Türkiye İstatistik Kurumu’nun (TÜİK) 2024 yılı doğum istatistiklerine göre, ülke genelinde toplam doğurganlık hızı 1,48 çocuk olarak gerçekleşti. Bu oran, nüfusun kendini yenileyebilmesi için gereken 2,10 seviyesinin oldukça altında kalmaya devam ediyor. 2001 yılında 2,38 olan doğurganlık hızı, 2014 yılından itibaren sürekli bir düşüş trendi gösteriyor.
2024 yılında Türkiye genelinde canlı doğan bebek sayısı 937 bin 559 olurken, bebeklerin %51,4’ü erkek, %48,6’sı ise kız olarak dünyaya geldi. İlk doğumda annelerin ortalama yaşı ise 27,3 olarak kayıtlara geçti.
Erzurum’da ise doğurganlık hızı Türkiye ortalamasının bir miktar üzerinde seyrederek 1,56 olarak gerçekleşti. 2024 yılında Erzurum’da toplam 9 bin 4 bebek doğarken, bu bebeklerin 4 bin 635’i erkek, 4 bin 369’u ise kız oldu. İlk doğumdaki ortalama anne yaşı ise 26,7 ile ülke ortalamasından daha genç yaşa işaret ediyor.
Erzurum’da kent-kır ayrımına göre yapılan değerlendirmede, kırsal alanlarda doğurganlık oranının daha yüksek olduğu görüldü. Kırda doğurganlık hızı 1,75 iken, yoğun kent alanlarında bu oran 1,42’ye kadar düşüyor. Bu veriler, kentleşmenin doğurganlık üzerinde azaltıcı etkisini bir kez daha ortaya koydu.
Annenin eğitim düzeyine göre doğurganlık hızında da dikkat çekici farklar bulunuyor. Erzurum’da okuma yazma bilmeyen ya da bir okul bitirmeyen kadınlarda doğurganlık hızı 2,45 iken, yükseköğretim mezunlarında bu oran 1,36’ya kadar düşüyor. Bu durum, kadınların eğitim seviyesi arttıkça doğum yapma eğilimlerinin azaldığını ortaya koyuyor.

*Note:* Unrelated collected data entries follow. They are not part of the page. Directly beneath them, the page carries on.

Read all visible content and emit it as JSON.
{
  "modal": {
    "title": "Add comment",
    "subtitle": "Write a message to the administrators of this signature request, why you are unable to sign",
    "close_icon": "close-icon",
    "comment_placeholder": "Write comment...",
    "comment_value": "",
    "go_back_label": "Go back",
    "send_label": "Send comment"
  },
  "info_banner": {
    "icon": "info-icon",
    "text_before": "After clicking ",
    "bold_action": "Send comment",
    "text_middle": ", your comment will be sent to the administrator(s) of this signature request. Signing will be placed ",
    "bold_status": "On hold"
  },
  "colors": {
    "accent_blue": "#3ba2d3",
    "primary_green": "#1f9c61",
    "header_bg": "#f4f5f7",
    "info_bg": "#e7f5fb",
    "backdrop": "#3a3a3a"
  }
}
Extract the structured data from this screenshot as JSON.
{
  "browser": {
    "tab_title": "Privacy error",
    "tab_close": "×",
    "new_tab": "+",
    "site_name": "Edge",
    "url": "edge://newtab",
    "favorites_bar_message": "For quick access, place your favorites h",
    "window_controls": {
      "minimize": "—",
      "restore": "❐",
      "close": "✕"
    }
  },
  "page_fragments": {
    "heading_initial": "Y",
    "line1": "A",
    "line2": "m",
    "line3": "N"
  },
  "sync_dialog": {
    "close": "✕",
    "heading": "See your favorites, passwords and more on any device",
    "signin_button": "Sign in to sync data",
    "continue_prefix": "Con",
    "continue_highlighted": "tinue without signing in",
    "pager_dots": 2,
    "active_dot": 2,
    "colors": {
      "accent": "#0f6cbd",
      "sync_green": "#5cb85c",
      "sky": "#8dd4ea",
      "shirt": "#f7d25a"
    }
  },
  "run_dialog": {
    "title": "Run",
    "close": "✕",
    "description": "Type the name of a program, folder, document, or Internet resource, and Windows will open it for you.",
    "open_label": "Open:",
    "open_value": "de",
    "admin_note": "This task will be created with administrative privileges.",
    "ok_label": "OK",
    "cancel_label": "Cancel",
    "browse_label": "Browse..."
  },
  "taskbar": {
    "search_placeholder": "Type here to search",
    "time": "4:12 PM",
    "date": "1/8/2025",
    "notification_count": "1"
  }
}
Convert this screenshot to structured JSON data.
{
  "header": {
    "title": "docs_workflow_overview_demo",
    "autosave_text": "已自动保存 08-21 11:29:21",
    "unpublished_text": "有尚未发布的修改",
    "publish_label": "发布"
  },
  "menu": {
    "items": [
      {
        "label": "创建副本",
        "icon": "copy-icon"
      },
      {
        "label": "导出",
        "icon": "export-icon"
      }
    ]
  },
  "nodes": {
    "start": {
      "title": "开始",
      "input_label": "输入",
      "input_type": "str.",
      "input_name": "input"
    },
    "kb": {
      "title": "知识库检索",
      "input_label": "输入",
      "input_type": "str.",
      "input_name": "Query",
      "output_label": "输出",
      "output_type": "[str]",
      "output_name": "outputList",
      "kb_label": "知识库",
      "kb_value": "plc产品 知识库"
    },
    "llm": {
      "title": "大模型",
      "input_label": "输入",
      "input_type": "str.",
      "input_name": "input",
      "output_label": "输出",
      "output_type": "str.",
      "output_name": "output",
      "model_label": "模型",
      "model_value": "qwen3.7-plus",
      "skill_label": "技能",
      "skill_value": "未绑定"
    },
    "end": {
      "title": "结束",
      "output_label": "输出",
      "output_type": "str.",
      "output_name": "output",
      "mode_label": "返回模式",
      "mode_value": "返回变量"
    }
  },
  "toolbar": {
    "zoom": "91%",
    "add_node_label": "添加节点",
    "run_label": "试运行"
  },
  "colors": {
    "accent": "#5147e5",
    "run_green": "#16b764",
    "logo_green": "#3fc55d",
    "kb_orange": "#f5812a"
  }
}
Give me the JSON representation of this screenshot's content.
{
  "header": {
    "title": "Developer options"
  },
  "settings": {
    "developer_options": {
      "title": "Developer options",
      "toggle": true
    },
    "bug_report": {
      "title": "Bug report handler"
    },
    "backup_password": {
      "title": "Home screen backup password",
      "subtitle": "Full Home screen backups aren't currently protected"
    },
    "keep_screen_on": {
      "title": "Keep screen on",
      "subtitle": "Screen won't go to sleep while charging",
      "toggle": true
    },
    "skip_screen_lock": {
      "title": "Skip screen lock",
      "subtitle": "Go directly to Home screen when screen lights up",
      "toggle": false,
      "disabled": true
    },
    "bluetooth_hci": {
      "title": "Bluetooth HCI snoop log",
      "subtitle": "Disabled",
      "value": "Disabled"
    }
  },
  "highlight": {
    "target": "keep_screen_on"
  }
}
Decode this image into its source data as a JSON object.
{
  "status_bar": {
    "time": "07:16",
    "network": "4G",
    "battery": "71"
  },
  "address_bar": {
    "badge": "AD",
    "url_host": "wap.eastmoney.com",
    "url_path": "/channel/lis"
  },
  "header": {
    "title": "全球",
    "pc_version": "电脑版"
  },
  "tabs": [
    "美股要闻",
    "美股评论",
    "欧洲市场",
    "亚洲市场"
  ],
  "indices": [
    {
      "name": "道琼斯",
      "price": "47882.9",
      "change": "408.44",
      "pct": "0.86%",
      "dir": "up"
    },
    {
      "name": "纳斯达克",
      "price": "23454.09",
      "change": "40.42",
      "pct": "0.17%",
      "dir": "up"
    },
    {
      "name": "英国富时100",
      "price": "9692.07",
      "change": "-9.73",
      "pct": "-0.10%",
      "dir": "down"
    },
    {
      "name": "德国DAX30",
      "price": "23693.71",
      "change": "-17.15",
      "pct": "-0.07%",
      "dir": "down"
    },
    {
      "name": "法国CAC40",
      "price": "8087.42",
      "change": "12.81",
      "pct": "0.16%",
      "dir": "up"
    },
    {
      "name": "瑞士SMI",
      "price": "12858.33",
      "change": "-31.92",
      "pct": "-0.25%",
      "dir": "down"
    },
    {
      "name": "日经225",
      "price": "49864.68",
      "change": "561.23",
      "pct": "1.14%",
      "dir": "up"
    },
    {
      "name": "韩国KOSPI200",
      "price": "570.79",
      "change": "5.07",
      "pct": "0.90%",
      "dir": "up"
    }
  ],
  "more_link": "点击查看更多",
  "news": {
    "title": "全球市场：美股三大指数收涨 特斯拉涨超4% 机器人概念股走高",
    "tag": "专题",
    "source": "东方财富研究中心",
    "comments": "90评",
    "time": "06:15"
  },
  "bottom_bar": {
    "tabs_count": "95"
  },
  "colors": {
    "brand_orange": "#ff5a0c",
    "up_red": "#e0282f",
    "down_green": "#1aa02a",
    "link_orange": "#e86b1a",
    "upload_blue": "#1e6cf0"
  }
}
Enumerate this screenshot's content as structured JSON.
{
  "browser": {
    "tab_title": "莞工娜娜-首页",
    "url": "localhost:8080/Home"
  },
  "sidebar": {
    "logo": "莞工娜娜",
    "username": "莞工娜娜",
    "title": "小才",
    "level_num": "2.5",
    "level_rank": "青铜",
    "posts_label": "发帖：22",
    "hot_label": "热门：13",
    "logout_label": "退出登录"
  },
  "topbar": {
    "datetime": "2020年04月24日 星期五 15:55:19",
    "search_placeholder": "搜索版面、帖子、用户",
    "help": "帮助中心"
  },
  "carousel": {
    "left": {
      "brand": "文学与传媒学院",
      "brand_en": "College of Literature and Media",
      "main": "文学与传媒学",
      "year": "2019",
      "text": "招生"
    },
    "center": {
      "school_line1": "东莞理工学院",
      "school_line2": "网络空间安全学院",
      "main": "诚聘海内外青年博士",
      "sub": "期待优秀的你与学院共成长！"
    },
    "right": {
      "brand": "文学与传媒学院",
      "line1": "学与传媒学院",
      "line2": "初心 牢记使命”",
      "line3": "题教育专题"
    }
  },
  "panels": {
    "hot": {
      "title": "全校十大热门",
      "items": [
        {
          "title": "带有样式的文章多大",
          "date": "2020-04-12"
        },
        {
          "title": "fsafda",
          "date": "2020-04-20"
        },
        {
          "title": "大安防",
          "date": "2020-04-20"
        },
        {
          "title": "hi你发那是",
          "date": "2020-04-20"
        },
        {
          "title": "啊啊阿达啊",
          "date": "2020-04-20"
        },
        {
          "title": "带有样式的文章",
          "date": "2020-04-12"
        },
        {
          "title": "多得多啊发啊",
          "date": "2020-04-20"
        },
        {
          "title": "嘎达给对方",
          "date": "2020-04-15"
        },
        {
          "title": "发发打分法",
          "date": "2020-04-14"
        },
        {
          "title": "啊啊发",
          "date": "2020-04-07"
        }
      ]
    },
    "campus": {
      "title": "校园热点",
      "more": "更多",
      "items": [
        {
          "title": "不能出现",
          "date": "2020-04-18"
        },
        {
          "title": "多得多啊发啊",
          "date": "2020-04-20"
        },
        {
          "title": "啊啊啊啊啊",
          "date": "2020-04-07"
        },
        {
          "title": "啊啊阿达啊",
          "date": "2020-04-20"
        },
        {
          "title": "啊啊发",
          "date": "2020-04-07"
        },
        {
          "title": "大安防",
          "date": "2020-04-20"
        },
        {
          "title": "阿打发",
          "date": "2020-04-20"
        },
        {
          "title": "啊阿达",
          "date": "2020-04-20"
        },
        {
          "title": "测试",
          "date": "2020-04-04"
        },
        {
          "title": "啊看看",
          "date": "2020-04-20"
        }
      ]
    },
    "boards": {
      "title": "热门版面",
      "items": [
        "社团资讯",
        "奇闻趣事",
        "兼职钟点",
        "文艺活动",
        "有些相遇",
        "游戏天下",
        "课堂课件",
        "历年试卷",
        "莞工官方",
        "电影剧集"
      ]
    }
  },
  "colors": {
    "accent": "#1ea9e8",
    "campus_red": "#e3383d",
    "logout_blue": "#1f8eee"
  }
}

Uzmanlar, doğurganlık hızının uzun süredir yenilenme seviyesinin altında seyretmesinin, Türkiye’nin önümüzdeki yıllarda yaşlanan nüfus sorunu ile karşı karşıya kalabileceğine dikkat çekiyor. Sosyal ve ekonomik politikaların bu doğrultuda yeniden değerlendirilmesi gerektiği belirtiliyor.